Calculating return time / showing null recurrence of discrete Markov chain

combinatoricsmarkov chainsmarkov-processprobabilitystochastic-processes

Recently I have been attempting a question on continuous time Markov chains, and one of the parts prompts me to verify the null recurrence of a CTMC's jump chain, which is a discrete Markov chain.

The jump chain $Y_n$'s transition probabilities are:

$\pi_{i, i+1} = \frac{1}{2} = \pi_{i, i-1}; \pi_{0,1} = 1$

i.e. it is a 1-dimensional random walk with a reflecting boundary at 0.

Now to verify the null recurrence of the chain I think we need to show:

a) $Y_n$ is recurrent – since $Y_n$ is irreducible I'd want to show the recurrence of state $0$,

b) the expected return time to $0$ is infinite.

In order to calculate the recurrence of 0, I was trying to find the sum $\sum_{n=1}^{\infty} p_{00}^{(n)}$, and for that I need $p_{00}^{(n)}$ individually.

Now only $p_{00}^{(2n)} \neq 0$ as we must take the same no of steps to the left and right. My idea so far to calculate $p_{00}^{(2n)}$ is to use the reflection principle about $0$ on the random walk without the reflecting boundary – however that has not worked out well so far as I could not find a bijection between the paths that use the negative states and paths that do not.

I'm wondering if anyone could provide some pointers? I have a feeling there may be something wrong with my approach thus far.

Best Answer

First, I would suggest that you don't use this 'reflected' chain, but just use a symmetric SRW on $\mathbb Z$. Note that this clearly has the same 'return to $0$' probability: it doesn't matter if you go into the negative or positive side.

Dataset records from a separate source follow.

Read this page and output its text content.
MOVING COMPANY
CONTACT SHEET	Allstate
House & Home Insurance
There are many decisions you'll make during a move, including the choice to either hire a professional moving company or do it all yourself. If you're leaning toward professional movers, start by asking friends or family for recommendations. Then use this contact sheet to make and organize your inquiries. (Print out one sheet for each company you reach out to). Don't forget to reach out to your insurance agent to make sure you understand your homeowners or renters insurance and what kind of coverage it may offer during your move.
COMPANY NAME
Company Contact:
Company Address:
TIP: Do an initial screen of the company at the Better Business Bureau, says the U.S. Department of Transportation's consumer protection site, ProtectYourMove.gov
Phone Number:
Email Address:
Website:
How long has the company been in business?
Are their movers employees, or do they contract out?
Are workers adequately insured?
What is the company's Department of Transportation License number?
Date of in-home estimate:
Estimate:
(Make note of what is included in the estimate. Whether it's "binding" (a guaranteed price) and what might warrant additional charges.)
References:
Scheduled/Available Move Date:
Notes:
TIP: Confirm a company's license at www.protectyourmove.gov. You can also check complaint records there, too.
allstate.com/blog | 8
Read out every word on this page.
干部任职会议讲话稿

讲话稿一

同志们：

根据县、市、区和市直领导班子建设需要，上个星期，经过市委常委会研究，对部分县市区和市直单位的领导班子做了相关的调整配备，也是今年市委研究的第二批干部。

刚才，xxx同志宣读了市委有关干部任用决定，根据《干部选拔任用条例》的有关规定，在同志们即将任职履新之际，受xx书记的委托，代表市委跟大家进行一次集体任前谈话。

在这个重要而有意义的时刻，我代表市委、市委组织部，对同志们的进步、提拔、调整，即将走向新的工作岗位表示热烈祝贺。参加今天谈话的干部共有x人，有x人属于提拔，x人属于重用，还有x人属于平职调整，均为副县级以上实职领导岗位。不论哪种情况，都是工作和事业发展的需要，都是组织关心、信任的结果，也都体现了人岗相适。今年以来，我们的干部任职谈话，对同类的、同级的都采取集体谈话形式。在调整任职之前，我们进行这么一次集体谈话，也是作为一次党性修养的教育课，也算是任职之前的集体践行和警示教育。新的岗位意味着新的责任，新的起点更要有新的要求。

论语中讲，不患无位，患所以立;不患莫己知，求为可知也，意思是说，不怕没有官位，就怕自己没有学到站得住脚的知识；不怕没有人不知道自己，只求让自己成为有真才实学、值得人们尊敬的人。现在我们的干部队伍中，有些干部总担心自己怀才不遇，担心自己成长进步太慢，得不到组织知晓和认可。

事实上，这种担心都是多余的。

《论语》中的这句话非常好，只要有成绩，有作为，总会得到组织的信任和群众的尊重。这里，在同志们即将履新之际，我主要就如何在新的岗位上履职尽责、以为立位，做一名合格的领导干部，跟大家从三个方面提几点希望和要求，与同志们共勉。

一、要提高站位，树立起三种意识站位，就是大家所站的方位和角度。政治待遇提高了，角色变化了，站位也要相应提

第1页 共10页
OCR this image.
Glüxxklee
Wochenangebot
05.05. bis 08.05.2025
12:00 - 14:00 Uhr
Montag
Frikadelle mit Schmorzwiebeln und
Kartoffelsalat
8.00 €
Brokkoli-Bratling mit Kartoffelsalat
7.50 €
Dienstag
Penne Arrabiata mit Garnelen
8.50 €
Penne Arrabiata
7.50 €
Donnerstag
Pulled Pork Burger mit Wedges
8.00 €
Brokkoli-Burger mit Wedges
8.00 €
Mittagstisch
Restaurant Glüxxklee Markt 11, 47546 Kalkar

Even without this, though, we want to do a (strong) Markov property argument, conditioning on the first step. Write $$\tau_j = \inf\{k \ge 0 \mid X_k = j\}.$$ For the 'return to $0$' probability,s ince this first step must be to $1$, we want to show that $\mathbb E_1(\tau_0) = \infty$.

Let's see what happens after the first step (this is very often a good tactic): $$ \mathbb E_1(\tau_0) = \tfrac12 \mathbb E_0(\tau_0) + \tfrac12 \mathbb E_2(\tau_0) + 1. $$ Now, clearly $\mathbb E_0(\tau_0) = 0$ (since no need to move anywhere).

Here comes another very useful realisation: to go from $2$ to $0$, we must go through $1$, and so applying the strong Markov property at the time we hit $1$, we see that $\mathbb E_2(\tau_0) = 2 \cdot \mathbb E_1(\tau_0)$. The intuition for this is clear: the time it takes to go from $2$ to $1$ is the same in expectation (in distribution, even) as from $1$ to $0$; the strong Markov property makes this rigorous. hence our equation becomes $$ \mathbb E_1(\tau_0) = \mathbb E_1(\tau_0) + 1. $$ But this clearly has no (finite) solution, and so we deduce that $\mathbb E_1(\tau_0) = \infty$.